Early Elementary School-Aged Child (5 to 7 years)

  1. How is the parent involved in the child’s community, school, and religious activities?
  2. Does the parent provide the child with time and a place to do homework, as well as provide assistance when needed?
  3. Does the parent communicate with teachers, coaches, and leaders?
  4. How does the parent handle academic difficulties that may require assessment, intervention, financial resources, and individual help?
  5. Knowing a child of this age experiences loyalty conflicts, does the parent assure the child of a loving relationship with the other parent?

Older Elementary School-Aged Child (8 to 10 years)

  1. How does the parent encourage the child’s need for productivity and self-reliance by supporting and facilitating involvement in activities?
  2. Does the parent seem to recognize the importance of peer friendships and foster these relationships?
  3. Is the parent aware of the child’s academic progress, mastery of material, completion of homework, and any behavioral difficulties in school?
  4. How does the parent minimize loyalty conflicts or prevent the child from feeling compelled to take sides?
  5. Does the parent avoid dwelling on financial or legal concerns with the child or within the child’s earshot?

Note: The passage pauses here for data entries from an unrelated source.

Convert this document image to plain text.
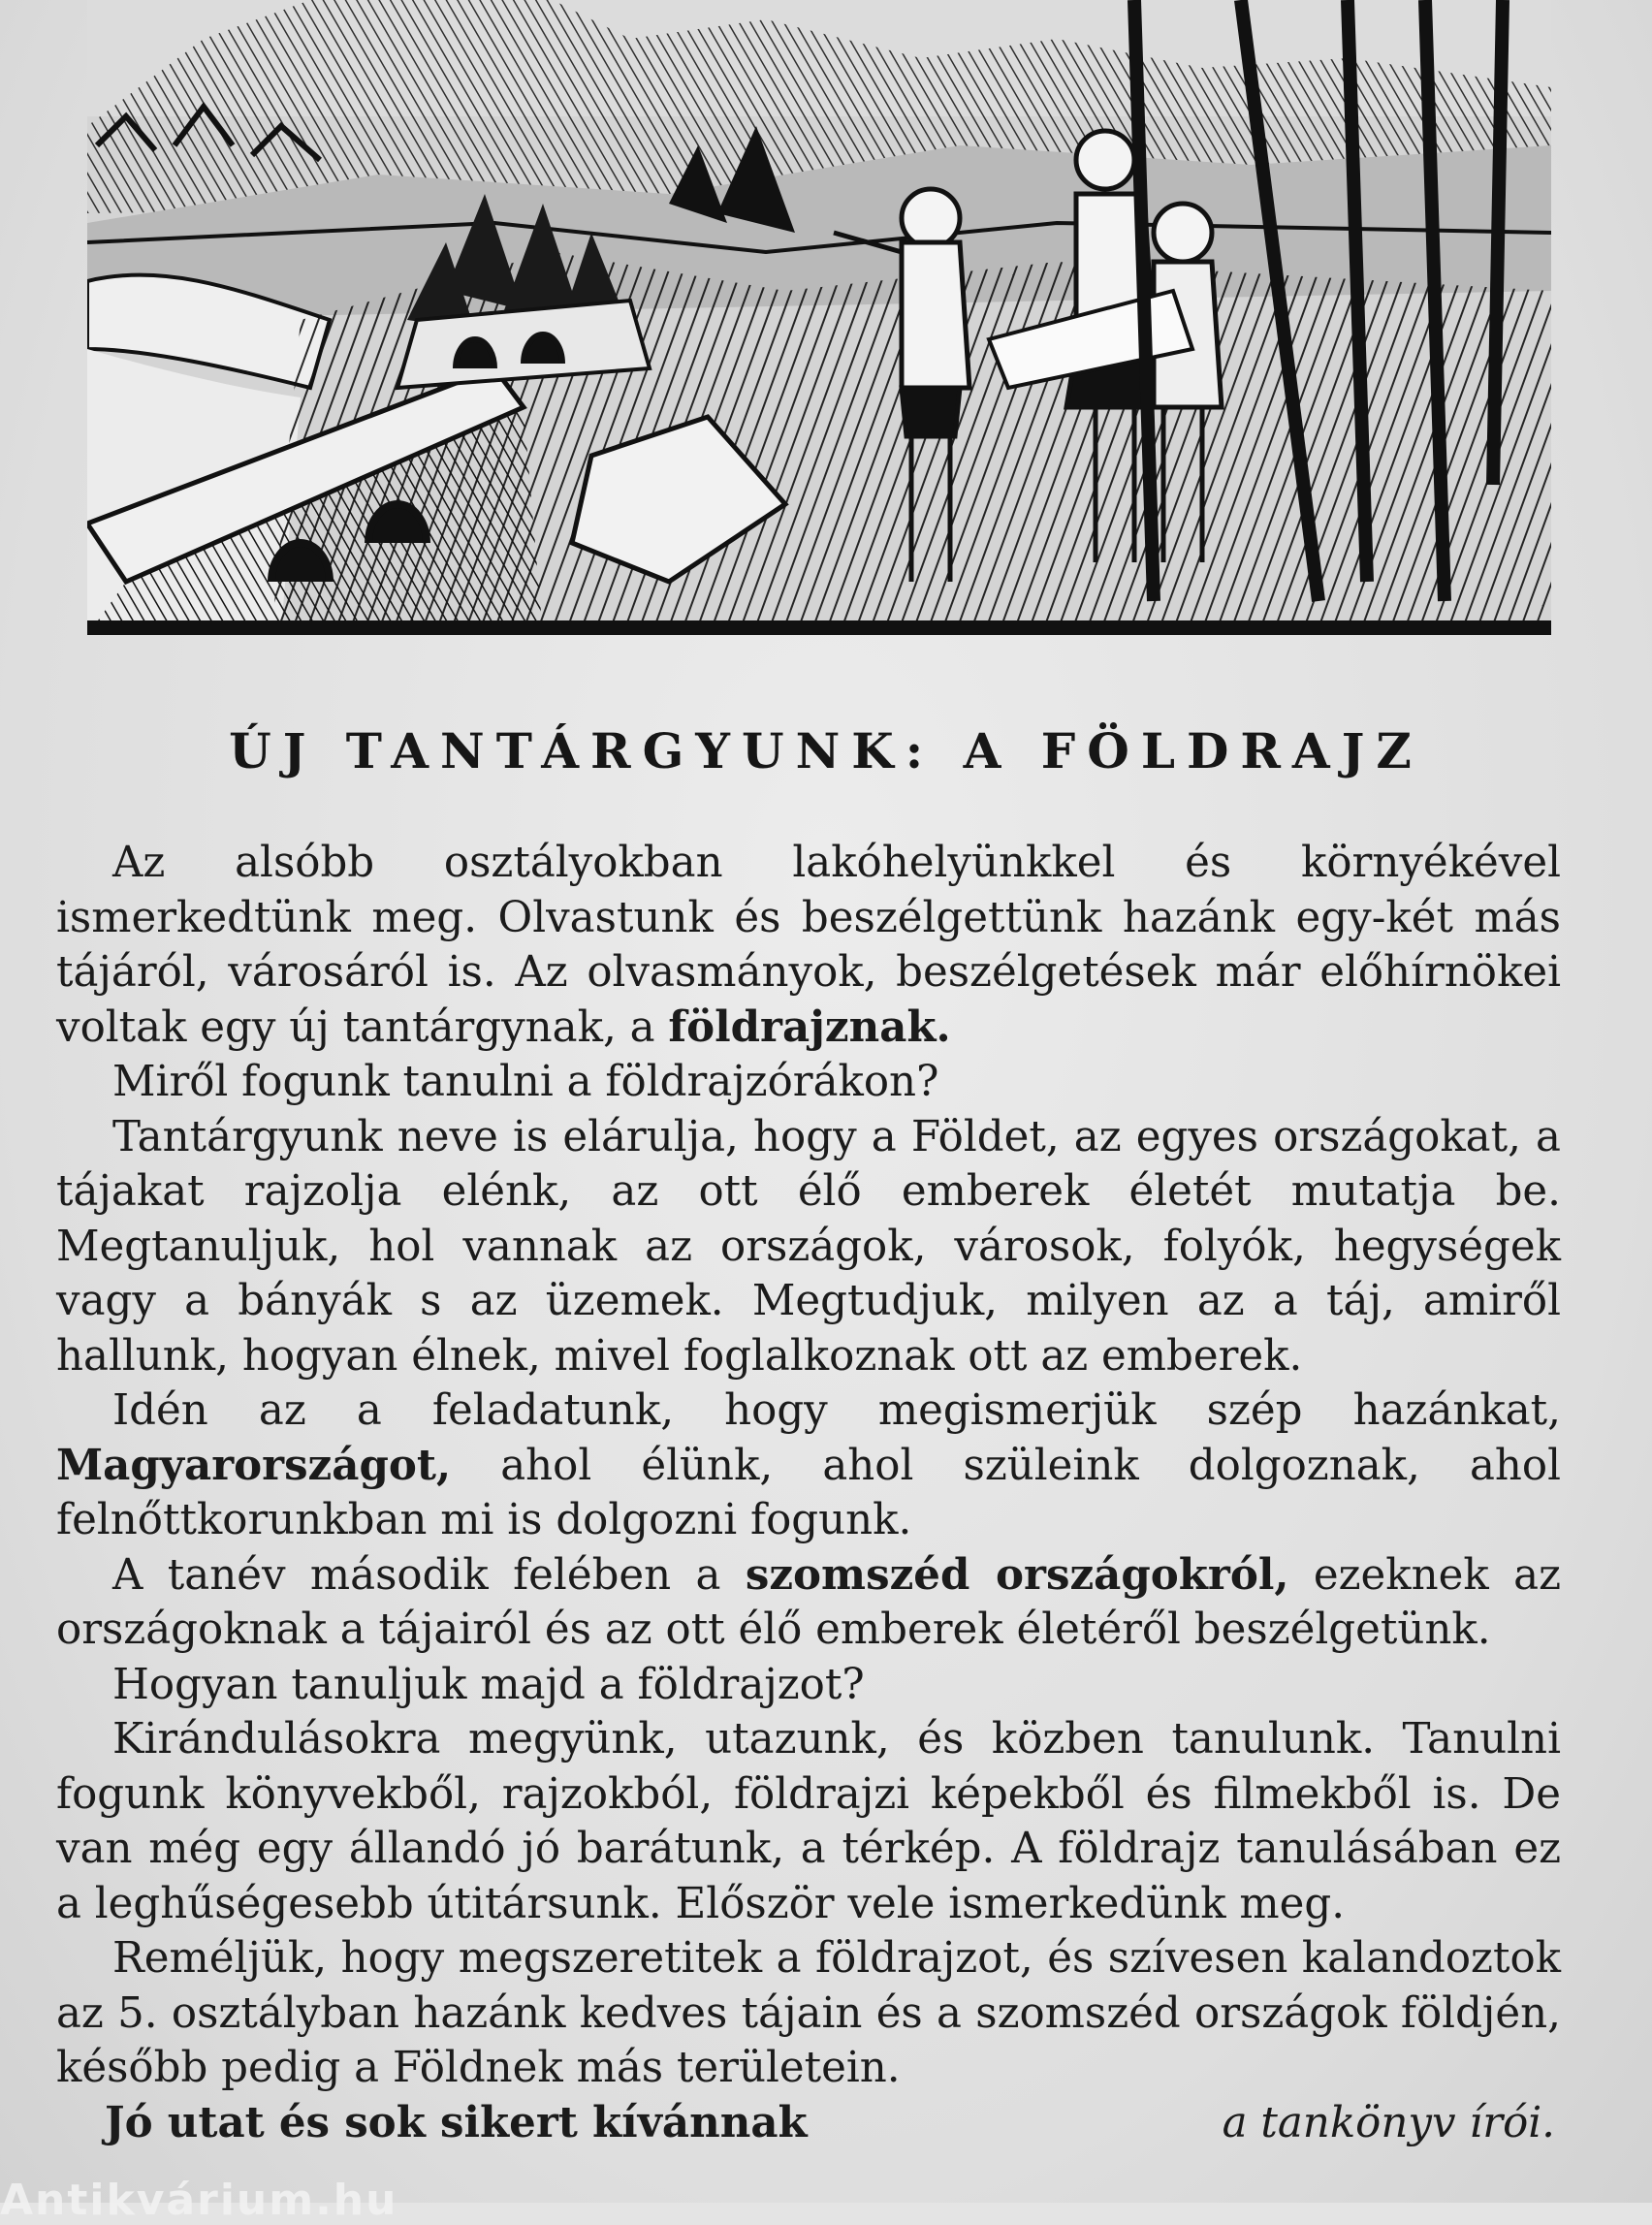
ÚJ TANTÁRGYUNK: A FÖLDRAJZ

Az alsóbb osztályokban lakóhelyünkkel és környékével ismerkedtünk meg. Olvastunk és beszélgettünk hazánk egy-két más tájáról, városáról is. Az olvasmányok, beszélgetések már előhírnökei voltak egy új tantárgynak, a földrajznak.

Miről fogunk tanulni a földrajzórákon?

Tantárgyunk neve is elárulja, hogy a Földet, az egyes országokat, a tájakat rajzolja elénk, az ott élő emberek életét mutatja be. Megtanuljuk, hol vannak az országok, városok, folyók, hegységek vagy a bányák s az üzemek. Megtudjuk, milyen az a táj, amiről hallunk, hogyan élnek, mivel foglalkoznak ott az emberek.

Idén az a feladatunk, hogy megismerjük szép hazánkat, Magyarországot, ahol élünk, ahol szüleink dolgoznak, ahol felnőttkorunkban mi is dolgozni fogunk.

A tanév második felében a szomszéd országokról, ezeknek az országoknak a tájairól és az ott élő emberek életéről beszélgetünk.

Hogyan tanuljuk majd a földrajzot?

Kirándulásokra megyünk, utazunk, és közben tanulunk. Tanulni fogunk könyvekből, rajzokból, földrajzi képekből és filmekből is. De van még egy állandó jó barátunk, a térkép. A földrajz tanulásában ez a leghűségesebb útitársunk. Először vele ismerkedünk meg.

Reméljük, hogy megszeretitek a földrajzot, és szívesen kalandoztok az 5. osztályban hazánk kedves tájain és a szomszéd országok földjén, később pedig a Földnek más területein.

Jó utat és sok sikert kívánnak	a tankönyv írói.
Antikvárium.hu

Middle School-Aged Child (11 to 13 years)

  1. Is the parent able to contain hostility and negative discussion about the separation in the presence of the child?
  2. Does the parent recognize the younger adolescent’s sensitivity to criticism at this stage of self-doubt?
  3. How flexible and supportive is the parent of peer relationships and activities?
  4. How does the parent help the child remain organized and have a predictable study area and time, particularly between households?
  5. Does the parent know the younger adolescent’s friends and their parents?

Adolescent or High School-Aged Child (14 to 18 years)

  1. Does the parent support the adolescent’s participation in age appropriate activities, including financial, transportation, and psychological support?
  2. Does the parent attend events that the adolescent wants the parent to attend?
  3. How well informed is the parent of the adolescent’s school attendance, standardized and special testing, and history of report cards?
  4. Does the parent help the adolescent evaluate and assess decisions about the adolescent’s future and help the child plan financially?
  5. How does the parent discuss sexuality, healthy relationships, and other factors that may impact the adolescent, such as substance abuse, sexually transmitted diseases, and gangs?

Depending upon the age of the child, the attorney who gives the judge the answers to these questions in close cases such as these may give the client the slight edge needed to win the case.